E os protagonistas da farsa não são todos principiantes iludidos. Zuenir Ventura, numa dramática meia página do Jornal do Brasil , quer nos persuadir de que enxerga no episódio de Porto Alegre um “ovo de serpente”. Teria Zuenir se equivocado? Teria perdido, num transe de embriaguez ideológica, todo o senso das proporções? Não, uma velha raposa do jornalismo não toma tão ingenuamente por ovos de serpente ovos de codorna. Não há equívoco: ao denunciar os meninos de Porto Alegre como culpados de “delinqüência mental” – notem bem o termo -, Zuenir deixa à mostra seu intuito de fazer do jornalismo uma “Polícia do Pensamento”, diretamente copiada do 1984 de George Orwell. E se essa ofídica entidade, ainda extra-oficial, já reina soberana sobre boa parte da imprensa brasileira sem que ninguém tenha a ousadia de contestar suas pretensões (o presente artigo jamais seria aceito num jornal do Rio), que não fará ela no Brasil socialista de amanhã, quando seus serviços forem reconhecidos e premiados pelo Estado? A serpente de Porto Alegre, além de estar ainda em estado de ovo, é um ovo hipotético e fingido, um ovo de papelão fabricado por uma cerebração artificiosa. Mas esta outra de que estou falando já saiu da casca há muito tempo, está viva e passa bem. Nem sempre está visível, mas todo mundo pode ouvi-la – sendo esta, precisamente, a sua peculiaridade: toda as serpentes botam ovos, mas, quando uma delas começa a cacarejar, algo de muito estranho está acontecendo.
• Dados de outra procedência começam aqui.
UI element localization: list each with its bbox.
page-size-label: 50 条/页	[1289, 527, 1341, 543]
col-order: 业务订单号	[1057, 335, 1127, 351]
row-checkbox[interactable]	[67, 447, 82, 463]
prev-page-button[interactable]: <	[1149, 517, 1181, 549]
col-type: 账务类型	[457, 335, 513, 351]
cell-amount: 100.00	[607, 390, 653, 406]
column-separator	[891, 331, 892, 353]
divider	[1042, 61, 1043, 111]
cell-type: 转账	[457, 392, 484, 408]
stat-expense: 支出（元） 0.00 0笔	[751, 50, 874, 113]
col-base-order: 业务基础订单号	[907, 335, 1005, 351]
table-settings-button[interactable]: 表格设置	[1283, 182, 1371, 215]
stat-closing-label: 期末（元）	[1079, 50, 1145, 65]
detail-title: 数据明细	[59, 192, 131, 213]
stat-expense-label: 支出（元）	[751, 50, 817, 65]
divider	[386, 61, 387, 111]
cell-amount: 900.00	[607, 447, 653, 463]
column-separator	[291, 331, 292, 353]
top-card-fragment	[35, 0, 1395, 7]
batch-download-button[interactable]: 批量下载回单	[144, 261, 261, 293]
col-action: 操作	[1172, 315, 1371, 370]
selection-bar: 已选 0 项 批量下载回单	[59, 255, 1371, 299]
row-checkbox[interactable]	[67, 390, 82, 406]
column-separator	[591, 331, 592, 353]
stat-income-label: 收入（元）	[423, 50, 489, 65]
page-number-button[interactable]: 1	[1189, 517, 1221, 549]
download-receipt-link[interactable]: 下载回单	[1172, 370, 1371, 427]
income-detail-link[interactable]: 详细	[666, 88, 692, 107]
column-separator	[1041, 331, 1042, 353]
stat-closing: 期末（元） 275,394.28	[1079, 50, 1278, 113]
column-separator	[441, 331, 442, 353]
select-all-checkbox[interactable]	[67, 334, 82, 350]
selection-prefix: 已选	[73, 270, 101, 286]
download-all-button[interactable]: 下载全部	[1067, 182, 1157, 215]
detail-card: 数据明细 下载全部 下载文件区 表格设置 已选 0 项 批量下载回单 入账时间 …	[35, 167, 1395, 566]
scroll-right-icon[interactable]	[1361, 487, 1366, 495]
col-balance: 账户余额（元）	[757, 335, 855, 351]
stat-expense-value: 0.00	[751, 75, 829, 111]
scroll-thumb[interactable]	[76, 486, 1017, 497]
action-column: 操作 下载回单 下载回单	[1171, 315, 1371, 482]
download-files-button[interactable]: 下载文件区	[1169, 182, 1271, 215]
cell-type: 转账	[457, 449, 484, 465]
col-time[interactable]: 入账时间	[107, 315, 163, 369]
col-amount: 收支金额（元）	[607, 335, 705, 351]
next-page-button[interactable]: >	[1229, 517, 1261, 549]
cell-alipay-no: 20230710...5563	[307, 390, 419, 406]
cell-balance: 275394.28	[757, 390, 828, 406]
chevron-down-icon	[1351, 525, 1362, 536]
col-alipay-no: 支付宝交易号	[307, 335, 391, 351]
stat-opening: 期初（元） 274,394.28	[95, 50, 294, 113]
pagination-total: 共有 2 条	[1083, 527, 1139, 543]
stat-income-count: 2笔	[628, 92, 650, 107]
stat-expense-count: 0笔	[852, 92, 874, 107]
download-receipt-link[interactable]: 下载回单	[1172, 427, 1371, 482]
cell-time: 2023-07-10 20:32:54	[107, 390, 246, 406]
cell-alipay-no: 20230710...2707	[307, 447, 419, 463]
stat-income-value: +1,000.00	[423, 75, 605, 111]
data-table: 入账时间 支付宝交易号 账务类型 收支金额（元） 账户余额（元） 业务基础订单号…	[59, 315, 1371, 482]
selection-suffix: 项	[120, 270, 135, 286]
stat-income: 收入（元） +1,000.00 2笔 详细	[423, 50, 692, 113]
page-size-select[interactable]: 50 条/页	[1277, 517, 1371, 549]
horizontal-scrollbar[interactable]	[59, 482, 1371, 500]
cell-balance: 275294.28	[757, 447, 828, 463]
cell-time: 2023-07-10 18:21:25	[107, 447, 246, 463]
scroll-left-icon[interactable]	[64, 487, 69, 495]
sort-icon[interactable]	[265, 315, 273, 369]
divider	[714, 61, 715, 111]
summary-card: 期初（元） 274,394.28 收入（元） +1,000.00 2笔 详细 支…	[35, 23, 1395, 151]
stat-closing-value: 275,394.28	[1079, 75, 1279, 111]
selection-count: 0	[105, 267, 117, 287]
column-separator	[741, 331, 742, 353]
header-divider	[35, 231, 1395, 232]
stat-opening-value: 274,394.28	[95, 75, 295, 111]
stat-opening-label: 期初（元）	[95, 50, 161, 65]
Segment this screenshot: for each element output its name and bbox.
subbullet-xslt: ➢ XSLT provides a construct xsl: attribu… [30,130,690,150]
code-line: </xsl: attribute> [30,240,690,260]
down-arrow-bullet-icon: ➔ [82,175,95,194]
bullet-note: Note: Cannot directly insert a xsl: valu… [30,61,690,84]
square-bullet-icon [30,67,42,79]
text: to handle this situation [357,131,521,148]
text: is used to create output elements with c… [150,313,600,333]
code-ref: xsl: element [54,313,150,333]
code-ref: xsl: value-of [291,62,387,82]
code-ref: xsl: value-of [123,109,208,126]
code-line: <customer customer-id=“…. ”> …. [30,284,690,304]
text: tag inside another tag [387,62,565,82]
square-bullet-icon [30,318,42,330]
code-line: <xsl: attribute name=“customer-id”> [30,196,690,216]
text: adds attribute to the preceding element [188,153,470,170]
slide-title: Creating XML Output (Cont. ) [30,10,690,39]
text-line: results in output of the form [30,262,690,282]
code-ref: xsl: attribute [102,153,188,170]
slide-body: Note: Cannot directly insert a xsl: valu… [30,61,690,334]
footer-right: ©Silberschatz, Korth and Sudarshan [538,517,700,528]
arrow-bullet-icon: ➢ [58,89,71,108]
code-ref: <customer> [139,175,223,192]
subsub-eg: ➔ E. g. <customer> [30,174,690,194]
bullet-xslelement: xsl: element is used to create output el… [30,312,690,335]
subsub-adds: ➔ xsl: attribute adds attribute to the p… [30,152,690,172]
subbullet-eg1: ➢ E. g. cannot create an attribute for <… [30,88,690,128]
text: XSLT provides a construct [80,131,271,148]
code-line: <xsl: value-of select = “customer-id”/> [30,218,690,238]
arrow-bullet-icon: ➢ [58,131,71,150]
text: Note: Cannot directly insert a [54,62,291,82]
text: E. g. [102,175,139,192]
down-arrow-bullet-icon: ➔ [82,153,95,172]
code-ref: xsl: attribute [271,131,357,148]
E se, para explicar o seu insólito procedimento, ela ainda nos diz que o motivo de sua histeria galinácea está no pavor que lhe inspira a simples visão de um ovinho, então, meus filhos, é que alguma ela está tramando.

Portanto, entre a hipótese da loucura e a do método, opto pelas duas. A exploração metódica de uma loucura induzida com fins políticos é, em si mesma, loucura no mais alto grau. É a loucura fria, racional, dos revolucionários dispostos a justificar os meios pelos fins, como se o emprego de certos meios, uma vez tornado habitual, não passasse a determinar a natureza dos fins.